Microsoft Research, which employs more than 700 computer scientists, psychologists, sociologists, anthropologists, and medical doctors at five laboratories around the world, has developed hundreds of product innovations delivered in Microsoft products since 1991. The organization has also been pivotal in Microsoft's patent drive; it recorded its 5,000th patent earlier this year.
"From the beginning, Microsoft Research has provided an open, collaborative environment where the brightest minds in computer science can work together to tackle the hardest problems in computing and explore new ideas for reinventing the PC," Gates said. "During the past 15 years, Microsoft researchers have contributed amazing breakthroughs and insights that have advanced the state of the art in dozens of technology fields."

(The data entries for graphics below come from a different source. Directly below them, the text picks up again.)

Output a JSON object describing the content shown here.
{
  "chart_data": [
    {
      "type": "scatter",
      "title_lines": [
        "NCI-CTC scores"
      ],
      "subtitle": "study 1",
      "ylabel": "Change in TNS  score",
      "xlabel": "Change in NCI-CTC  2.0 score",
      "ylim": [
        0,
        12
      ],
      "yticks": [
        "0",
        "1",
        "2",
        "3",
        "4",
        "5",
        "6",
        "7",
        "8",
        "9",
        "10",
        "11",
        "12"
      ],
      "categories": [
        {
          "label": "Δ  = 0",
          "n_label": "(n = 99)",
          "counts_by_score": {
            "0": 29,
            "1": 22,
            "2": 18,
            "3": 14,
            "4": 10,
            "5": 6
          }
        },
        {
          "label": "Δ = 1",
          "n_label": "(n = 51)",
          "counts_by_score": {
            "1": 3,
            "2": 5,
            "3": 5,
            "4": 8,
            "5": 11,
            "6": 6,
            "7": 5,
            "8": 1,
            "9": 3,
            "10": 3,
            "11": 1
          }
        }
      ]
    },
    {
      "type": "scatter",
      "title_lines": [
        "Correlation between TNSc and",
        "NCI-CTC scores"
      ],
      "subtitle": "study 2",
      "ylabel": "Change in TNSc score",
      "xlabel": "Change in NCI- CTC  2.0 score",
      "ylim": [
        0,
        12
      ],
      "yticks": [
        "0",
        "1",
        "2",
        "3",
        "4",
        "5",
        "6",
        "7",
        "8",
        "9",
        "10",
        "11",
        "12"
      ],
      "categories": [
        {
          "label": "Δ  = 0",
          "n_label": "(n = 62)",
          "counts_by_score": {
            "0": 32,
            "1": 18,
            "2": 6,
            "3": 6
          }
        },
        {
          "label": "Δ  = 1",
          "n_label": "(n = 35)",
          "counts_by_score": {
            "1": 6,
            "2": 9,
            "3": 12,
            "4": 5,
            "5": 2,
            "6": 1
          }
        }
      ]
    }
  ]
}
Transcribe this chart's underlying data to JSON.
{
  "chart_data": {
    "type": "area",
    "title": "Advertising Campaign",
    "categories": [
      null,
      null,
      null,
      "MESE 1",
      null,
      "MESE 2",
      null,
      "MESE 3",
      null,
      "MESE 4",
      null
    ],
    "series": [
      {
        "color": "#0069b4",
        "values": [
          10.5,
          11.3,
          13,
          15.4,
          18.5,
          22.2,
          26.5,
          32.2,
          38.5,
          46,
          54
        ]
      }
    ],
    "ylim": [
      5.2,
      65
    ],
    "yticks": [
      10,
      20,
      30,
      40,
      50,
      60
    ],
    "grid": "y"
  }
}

Several of the group's current projects were demonstrated at last week's event, including new visualization technologies that will provide new ways to view the world, such as combining maps from Windows Live with other maps; new streaming intelligence technologies that combine Web services, machine learning, and sensors to help mobile devices make useful predictions; and surface computing technologies that do away with the mouse and monitor and allow images and data to be displayed practically anywhere, and allow them to be manipulated with hand gestures.
Freedom to pursue practically any new computer-related research project has been a hallmark of those 15 years, says Microsoft Research senior vice president, Rick Rashid. "I'm extremely proud that Microsoft has given our researchers unwavering support to relentlessly pursue virtually any realm of computing with no boundaries but the limits of their imaginations," he says.